Ms. Nosrat, the author of “Salt Fat Acid Heat” (and an occasional New York Times contributor), said she has noticed herself become much more conscientious about rationing, and less snobby about, say, which brand of canned tomatoes she chooses.
“I’m first to admit, I always denigrated that style of cooking,” she said of Ms. Lee’s brand of prepackaged goods. “But I have to say, doing everything from scratch in these circumstances is bananas.”
Ms. Lee said that, right now, food is about survival, not luxury. “I think you just have to figure out how to do with what you have and how to make it the best you can,” she said. “You have to see what’s there, not what’s not there.”
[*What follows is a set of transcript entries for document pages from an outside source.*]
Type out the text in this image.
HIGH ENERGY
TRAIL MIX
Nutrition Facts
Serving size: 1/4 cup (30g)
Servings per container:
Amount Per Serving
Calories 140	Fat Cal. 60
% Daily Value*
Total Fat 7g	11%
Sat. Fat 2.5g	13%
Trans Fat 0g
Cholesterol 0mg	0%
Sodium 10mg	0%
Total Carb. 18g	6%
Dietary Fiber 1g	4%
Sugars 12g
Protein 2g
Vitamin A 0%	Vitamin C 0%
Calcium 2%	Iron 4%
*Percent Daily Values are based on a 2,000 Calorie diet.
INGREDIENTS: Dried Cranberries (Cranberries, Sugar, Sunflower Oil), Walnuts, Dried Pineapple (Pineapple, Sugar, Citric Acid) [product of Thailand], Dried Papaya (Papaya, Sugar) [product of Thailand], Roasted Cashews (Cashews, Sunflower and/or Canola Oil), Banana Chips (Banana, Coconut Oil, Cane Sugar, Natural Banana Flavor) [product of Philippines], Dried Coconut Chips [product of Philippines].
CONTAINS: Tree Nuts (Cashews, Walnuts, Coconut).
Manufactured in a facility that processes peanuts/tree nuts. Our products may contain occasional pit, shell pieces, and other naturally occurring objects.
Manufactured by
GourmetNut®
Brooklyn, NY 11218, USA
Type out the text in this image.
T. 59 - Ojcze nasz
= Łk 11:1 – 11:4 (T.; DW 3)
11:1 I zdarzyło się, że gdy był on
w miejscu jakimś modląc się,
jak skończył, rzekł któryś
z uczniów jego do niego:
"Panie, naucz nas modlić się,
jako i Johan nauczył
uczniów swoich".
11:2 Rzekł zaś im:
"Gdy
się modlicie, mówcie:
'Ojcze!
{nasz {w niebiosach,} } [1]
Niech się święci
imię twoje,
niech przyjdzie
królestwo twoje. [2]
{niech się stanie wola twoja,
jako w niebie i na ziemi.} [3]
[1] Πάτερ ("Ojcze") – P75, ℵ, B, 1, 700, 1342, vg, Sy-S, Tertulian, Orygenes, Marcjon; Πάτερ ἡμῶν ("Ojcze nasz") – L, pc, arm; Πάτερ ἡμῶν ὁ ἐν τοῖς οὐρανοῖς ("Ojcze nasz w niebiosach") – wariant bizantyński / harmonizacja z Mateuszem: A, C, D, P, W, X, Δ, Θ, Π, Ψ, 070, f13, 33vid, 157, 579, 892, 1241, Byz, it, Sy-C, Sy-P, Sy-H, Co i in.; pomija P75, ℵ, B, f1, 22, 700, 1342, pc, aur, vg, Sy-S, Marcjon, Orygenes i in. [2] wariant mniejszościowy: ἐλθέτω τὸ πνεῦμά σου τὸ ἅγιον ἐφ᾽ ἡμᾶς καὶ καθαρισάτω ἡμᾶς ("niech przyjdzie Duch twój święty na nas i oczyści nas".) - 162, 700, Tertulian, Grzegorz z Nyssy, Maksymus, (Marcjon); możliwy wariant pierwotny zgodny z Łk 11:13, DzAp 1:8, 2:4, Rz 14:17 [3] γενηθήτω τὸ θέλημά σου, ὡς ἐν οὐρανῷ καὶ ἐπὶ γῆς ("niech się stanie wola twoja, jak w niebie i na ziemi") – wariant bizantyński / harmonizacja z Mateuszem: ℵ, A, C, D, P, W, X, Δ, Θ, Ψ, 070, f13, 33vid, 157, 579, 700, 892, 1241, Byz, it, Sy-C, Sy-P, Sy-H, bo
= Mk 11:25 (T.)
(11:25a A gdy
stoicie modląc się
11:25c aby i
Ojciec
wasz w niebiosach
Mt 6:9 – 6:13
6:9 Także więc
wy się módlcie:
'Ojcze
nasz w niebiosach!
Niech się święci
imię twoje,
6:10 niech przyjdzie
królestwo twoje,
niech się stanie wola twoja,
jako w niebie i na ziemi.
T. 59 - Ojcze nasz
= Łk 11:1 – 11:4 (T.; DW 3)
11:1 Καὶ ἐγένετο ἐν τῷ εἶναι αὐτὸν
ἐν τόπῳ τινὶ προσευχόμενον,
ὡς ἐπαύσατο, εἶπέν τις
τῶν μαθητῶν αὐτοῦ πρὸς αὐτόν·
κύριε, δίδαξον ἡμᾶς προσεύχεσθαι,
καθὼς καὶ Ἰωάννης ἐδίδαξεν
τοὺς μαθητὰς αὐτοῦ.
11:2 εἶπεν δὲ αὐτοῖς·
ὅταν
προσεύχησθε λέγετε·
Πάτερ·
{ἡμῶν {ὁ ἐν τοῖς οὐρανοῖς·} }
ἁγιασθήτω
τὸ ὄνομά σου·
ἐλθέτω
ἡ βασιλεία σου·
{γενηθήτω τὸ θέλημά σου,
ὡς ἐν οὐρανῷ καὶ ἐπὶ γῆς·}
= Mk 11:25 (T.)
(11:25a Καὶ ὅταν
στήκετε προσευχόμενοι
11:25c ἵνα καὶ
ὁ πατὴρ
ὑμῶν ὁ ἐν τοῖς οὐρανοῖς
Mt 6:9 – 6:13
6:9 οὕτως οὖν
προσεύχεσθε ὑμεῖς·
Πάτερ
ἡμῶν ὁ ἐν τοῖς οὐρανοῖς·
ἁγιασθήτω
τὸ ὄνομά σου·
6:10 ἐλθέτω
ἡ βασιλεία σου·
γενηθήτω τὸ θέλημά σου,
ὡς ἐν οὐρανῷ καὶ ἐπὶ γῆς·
In her own home, what’s there is cans of cream of celery, cream of mushroom, cream of potato: “great bases for anything you want and they all last forever,” she said.
There is also popcorn, nuts, stacks on stacks of tomato sauces, a variety of canned soups. “I like chicken noodle soup just because I like it, and I like it with saltines, especially when I don’t feel well,” she said, pointing to the saltines.
There are artichokes. “My favorite, my favorite thing,” she said. Pasta, vegetable stock, Bisquick, Red Lobster brand cheddar biscuit mix. “I only have that because my aunt loves it,” she said.
And she is well-stocked for Easter, with chocolate bunnies, toy bunnies, marshmallow bunnies, bunny cookies, jelly beans, licorice, fresh-cut lilies, and of course a whole ham, which she plans to roast for dinner.
The ham leftovers, she said, she will make into a “decadent, cheesy casserole” — a perfect round two recipe.